Hiç kimse eleştiri hakkını, bilinçsizce karşı çıkışı ve toplumda anarşiye sebebiyet verecek hareketleri birbiriyle karıştırmasın. Ancak eleştiri yapılırken dengeleri iyi korumak, ahlak kuralları içerisinde ve dozunda seyretmesi ve insaf ölçüleri dâhilinde olması gerekmektedir. “Kendi gözündeki kalası bırakıp başkasının gözündeki çöpü sorun etmek”İbn Hibban) ve gizli kalmış günahları araştırıp gündeme taşımak ve bununla başkasını vurmak İslami ahlakla bağdaşmamaktadır. “İnsanlar da kendisine nasıl davranılmasını istiyorsa öyle davransın.”(Müslim) Emir aldığın kimsenin sana nasıl davranmasını istiyorsan, sen de yönettiklerine öyle davran! 
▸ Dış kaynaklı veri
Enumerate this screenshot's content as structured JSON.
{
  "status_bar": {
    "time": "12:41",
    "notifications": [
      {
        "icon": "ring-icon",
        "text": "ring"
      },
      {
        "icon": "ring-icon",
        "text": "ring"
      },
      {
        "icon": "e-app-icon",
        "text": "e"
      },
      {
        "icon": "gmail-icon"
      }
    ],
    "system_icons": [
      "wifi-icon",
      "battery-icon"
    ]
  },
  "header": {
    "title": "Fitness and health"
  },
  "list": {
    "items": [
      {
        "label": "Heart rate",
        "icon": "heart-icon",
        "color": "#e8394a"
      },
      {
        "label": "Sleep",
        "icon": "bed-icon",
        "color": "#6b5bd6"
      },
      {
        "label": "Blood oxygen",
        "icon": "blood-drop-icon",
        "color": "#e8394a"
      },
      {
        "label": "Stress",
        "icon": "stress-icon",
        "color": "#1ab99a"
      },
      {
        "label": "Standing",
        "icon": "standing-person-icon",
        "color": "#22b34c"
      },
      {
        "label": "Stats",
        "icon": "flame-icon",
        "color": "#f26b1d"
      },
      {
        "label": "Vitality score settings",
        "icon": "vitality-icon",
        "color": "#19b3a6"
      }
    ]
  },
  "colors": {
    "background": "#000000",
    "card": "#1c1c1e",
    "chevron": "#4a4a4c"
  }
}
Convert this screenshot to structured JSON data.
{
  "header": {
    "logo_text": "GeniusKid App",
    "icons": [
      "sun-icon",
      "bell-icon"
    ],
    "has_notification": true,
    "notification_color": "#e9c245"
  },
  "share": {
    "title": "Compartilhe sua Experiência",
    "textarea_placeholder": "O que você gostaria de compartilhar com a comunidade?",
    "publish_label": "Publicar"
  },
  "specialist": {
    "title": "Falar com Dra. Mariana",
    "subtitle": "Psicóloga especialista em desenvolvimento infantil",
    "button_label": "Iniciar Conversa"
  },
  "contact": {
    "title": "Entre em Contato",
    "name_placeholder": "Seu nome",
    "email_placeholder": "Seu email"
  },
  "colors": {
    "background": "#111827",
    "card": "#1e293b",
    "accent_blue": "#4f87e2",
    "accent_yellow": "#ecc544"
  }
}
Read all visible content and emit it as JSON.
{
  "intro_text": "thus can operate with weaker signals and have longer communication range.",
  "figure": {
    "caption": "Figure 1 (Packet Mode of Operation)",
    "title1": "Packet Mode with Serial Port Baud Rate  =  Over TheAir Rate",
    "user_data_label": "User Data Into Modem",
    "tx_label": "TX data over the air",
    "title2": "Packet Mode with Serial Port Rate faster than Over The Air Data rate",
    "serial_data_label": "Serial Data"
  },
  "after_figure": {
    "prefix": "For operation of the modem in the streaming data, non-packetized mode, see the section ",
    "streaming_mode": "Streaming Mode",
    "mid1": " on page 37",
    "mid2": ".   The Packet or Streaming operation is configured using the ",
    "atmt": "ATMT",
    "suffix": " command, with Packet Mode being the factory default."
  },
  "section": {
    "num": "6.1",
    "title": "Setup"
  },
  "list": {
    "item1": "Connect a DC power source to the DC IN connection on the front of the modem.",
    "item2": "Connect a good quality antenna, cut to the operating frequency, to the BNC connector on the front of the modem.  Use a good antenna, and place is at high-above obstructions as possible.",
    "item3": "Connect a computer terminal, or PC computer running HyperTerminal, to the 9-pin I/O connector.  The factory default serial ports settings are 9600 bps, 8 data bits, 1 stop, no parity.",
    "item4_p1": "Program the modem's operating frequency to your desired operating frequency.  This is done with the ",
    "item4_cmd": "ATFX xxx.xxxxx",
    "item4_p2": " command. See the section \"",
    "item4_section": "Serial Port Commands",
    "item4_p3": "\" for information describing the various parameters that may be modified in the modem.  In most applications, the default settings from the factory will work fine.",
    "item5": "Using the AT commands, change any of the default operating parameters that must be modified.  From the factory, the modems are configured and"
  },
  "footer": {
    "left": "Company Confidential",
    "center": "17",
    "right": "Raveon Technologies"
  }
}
 Muhalefet, Müslümanlara şu biçimde öğüt veren bir hadis-i şerifin verdiği yetki ile uygun görülmemektedir. “Eğer insanlar doğru işler yaparsa biz de yapacağız, eğer zulme saparlarsa biz de zulmedeceğiz diyerek zayıf ahlaklılar olmayın.”(Tirmizi) Faydalı işlere iştirak etmek, ister ferdin kendi isteği ile isterse başkalarının güzel örnek olacak davranışlarını izleyerek olsun normal olarak teşvik edilir; ne var ki, eğer hayırlı iş sadece başkalarına uymak arzusuyla güdülenmişse terbiye edici bir değeri yoktur. Karakter zaafının bir örneği, bir kimsenin bir başkasını; yalnız başkaları böyle yaptığını gördüğünden dolayı sebepsizce övmesi veya ayıplamasıdır. Bu imandan kaynaklanmadığı için, insan haysiyet ve şerefini özellikle alçaltıcı ve değersizleştirici bir durumdur. Karakter zaafı, bir kimse inanmadığı bir şeyi söylediğinde ve bir şeye inanıp da böyle inandığını söylemediğinde de ortaya çıkar. Bu konuya gerçek bir yaklaşım biraz önce alıntılanan hadis-i şerif inananlara şöyle buyurarak devam etmektedir: “Bilakis, kendi zihinlerinizi inşa edin ve insanlar iyi bir şey yaparlarsa, siz de yapın; ama eğer yanlış ve adaletsiz bir şey yaparlarsa, onu benimsemeyin.”(Tirmizi)Sürünün çobanı sürüyü kurttan korur. / Kuzulara çoban olsa kurt, sürüyü kim korur? Vesselam. (Bitti.)